The nature of generalization in language

PDF #96 – Adele E Goldberg – The nature of generalization in language

The nature of generalization in language

This paper provides a concise overview of Constructions at Work (Goldberg 2006). The book aims to investigate the relevant levels of generalization in adult language, how and why generalizations are learned by children, and how to account for cross-linguistic generalizations.

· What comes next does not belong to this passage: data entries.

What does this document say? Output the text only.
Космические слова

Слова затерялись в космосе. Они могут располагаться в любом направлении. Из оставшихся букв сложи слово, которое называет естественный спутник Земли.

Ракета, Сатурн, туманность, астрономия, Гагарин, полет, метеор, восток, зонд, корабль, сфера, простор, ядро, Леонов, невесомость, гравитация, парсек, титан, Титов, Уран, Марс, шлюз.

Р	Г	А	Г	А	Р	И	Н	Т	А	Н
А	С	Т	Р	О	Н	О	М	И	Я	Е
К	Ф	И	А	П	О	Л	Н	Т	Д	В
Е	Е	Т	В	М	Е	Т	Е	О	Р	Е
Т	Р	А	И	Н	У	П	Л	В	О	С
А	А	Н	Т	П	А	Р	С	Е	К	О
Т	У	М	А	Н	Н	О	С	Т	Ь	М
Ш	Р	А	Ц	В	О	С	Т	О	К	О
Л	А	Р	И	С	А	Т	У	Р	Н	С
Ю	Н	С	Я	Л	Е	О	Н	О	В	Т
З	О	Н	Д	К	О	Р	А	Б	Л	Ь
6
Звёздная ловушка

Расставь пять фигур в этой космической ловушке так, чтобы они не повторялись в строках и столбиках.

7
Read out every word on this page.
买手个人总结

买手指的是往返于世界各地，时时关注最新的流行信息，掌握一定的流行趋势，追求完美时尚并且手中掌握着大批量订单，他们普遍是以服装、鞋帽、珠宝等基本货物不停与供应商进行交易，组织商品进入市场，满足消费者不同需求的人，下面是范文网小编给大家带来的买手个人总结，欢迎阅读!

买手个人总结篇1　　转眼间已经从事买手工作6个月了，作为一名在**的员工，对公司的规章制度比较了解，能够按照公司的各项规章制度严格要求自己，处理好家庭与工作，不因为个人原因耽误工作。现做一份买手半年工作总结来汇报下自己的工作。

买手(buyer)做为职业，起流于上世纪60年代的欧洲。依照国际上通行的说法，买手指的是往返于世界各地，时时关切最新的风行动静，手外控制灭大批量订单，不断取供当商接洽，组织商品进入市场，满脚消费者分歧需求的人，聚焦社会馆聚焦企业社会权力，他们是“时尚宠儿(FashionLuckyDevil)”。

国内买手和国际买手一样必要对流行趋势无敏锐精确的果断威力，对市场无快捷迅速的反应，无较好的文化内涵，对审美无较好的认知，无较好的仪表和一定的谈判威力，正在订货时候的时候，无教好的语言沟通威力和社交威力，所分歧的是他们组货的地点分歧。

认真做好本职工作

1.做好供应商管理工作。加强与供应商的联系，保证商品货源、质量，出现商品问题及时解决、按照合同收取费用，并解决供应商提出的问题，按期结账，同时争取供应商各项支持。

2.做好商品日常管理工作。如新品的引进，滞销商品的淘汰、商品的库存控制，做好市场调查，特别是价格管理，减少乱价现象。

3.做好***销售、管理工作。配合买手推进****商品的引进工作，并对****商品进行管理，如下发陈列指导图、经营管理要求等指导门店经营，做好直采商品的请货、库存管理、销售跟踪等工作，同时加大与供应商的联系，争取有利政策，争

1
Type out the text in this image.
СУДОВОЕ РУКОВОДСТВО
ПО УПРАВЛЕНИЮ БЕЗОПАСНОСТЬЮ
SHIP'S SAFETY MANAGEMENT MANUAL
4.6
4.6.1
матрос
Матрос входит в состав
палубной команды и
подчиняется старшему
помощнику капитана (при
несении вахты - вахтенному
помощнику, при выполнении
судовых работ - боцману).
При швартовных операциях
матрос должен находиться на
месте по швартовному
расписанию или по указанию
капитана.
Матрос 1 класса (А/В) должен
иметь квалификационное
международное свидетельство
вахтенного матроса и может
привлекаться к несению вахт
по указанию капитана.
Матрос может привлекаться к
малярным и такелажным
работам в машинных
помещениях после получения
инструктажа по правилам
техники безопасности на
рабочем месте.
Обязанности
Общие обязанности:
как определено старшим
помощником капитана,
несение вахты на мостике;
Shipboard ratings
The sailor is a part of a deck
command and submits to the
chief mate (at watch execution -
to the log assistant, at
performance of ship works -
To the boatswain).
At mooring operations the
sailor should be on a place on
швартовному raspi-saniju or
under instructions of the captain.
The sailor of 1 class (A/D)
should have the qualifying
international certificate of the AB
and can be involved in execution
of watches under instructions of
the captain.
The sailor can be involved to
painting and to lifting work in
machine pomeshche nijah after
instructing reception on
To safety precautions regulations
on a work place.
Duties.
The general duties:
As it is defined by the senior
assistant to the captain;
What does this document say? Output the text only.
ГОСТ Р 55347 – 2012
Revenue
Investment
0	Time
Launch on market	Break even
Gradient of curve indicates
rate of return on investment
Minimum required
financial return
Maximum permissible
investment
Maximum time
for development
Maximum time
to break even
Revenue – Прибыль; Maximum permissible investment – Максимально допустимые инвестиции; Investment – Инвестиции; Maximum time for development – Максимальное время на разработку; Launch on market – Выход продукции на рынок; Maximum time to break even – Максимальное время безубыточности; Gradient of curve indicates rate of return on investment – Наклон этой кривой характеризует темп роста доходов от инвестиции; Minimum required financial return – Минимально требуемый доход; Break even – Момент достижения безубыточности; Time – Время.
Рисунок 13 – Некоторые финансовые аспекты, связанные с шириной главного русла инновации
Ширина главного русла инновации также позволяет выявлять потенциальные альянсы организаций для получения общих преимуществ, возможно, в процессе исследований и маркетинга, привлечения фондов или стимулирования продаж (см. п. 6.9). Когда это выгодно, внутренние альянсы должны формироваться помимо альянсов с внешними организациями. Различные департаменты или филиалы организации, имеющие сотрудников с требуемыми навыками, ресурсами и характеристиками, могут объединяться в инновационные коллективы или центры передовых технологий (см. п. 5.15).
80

How do learners acquire generalizations such that they can produce an open-ended number of novel utterances based on a finite amount of input? Why are languages the way they are? In order to address these long-standing questions, many linguists with varying backgrounds have converged on several key insights that have given rise to a family of constructionist approaches. These approaches emphasize that speakers’ knowledge of language consists of systematic collections of form-function pairings that are learned on the basis of the language they hear around them. This simple idea is, to my mind, what sets constructionist approaches apart from traditional generative grammar. The learning of language is constrained by attentional biases, principles of cooperative communication, general processing demands, and processes of categorization.

The term constructionist is intended to evoke both the notion of “construction” and the notion that our knowledge of language is “constructed”
on the basis of the input together with general cognitive, pragmatic and processing constraints. It is intended to be a more inclusive term than Construction Grammar, as the latter is a particular instance of a constructionist approach.